21 Agosto 2024
"Tudo parece cada vez mais difícil e talvez explique por que ainda não se fala da nova autoridade palestina que deveria governar Gaza com o cessar-fogo".
O artigo é de Riccardo Cristiano, jornalista, publicado por Settimana News, 19-08-2024. A tradução é de Luisa Rabolini.
Tudo vacila. Ao chegar à região, o chefe da diplomacia estadunidense, Antony Blinken, falou de uma possível última chance.
Depois de dez meses de guerra feroz e devastações contínuas, uma emergência humanitária absoluta, a chegada da certificação da presença do vírus da poliomielite depois de 25 anos de ausência, uma população que vive como nômade, mudando-se para áreas definidas como seguras e que depois precisa sair porque tais áreas não são mais seguras, o drama dos reféns que continua, a escalada da violência na Cisjordânia e o retorno do Hamas aos atentados suicidas em Israel, as esperanças de um cessar-fogo em Gaza parecem poucas, embora com as negociações nunca se possa ter certeza. No entanto, muita coisa está mudando. Vamos em ordem.

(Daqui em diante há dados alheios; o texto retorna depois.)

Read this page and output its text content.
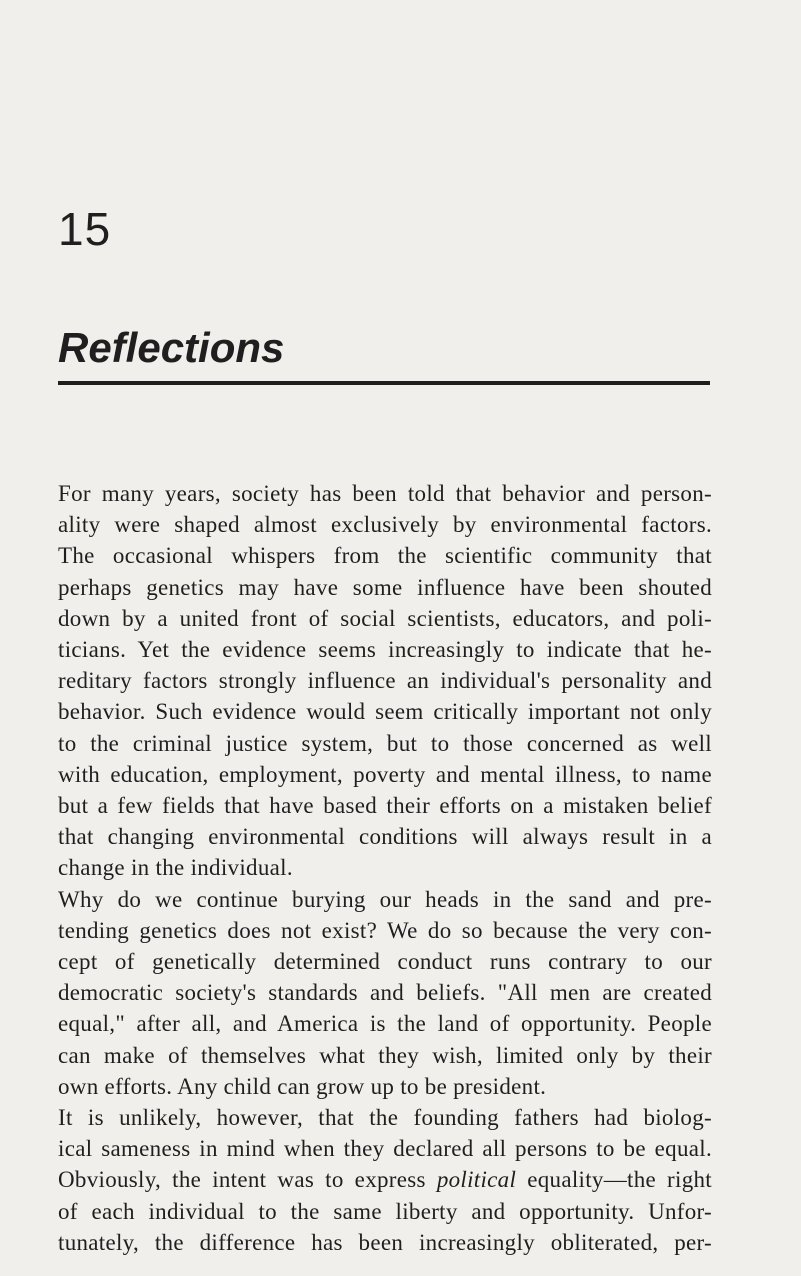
15
Reflections
For many years, society has been told that behavior and person-
ality were shaped almost exclusively by environmental factors.
The occasional whispers from the scientific community that
perhaps genetics may have some influence have been shouted
down by a united front of social scientists, educators, and poli-
ticians. Yet the evidence seems increasingly to indicate that he-
reditary factors strongly influence an individual's personality and
behavior. Such evidence would seem critically important not only
to the criminal justice system, but to those concerned as well
with education, employment, poverty and mental illness, to name
but a few fields that have based their efforts on a mistaken belief
that changing environmental conditions will always result in a
change in the individual.
Why do we continue burying our heads in the sand and pre-
tending genetics does not exist? We do so because the very con-
cept of genetically determined conduct runs contrary to our
democratic society's standards and beliefs. "All men are created
equal," after all, and America is the land of opportunity. People
can make of themselves what they wish, limited only by their
own efforts. Any child can grow up to be president.
It is unlikely, however, that the founding fathers had biolog-
ical sameness in mind when they declared all persons to be equal.
Obviously, the intent was to express political equality—the right
of each individual to the same liberty and opportunity. Unfor-
tunately, the difference has been increasingly obliterated, per-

O principal obstáculo é conhecido desde os dias das negociações de Doha: a proposta básica para chegar a um cessar-fogo apresentada pelo presidente Biden há 80 dias fala expressamente de uma retirada militar israelense completa de Gaza desde o início, mas, nas conversas de Doha, Israel pediu para manter uma sua presença militar na passagem de Netzarim, no centro de Gaza, onde deve passar qualquer um que vá do sul para o norte, ao longo da fronteira entre Gaza e o Egito na passagem de Rafah e ao longo do corredor que os acordos de paz entre Israel e o Egito definem como desmilitarizado (o corredor Filadélfia, uma fina faixa de terra que separa os dois territórios).
Assim, começou-se a busca um mecanismo que possa viabilizar o acordo. Para Israel, as duas modificações são essenciais para a segurança: a presença israelense em Netzarim serviria para evitar que milicianos armados, que poderiam atacar Israel, se escondam entre a população que retorna do sul, de onde fugiu para o norte de Gaza; a presença na fronteira com o Egito e no cruzamento serviria para garantir que a fronteira não seja porosa e se permitam entradas de armas.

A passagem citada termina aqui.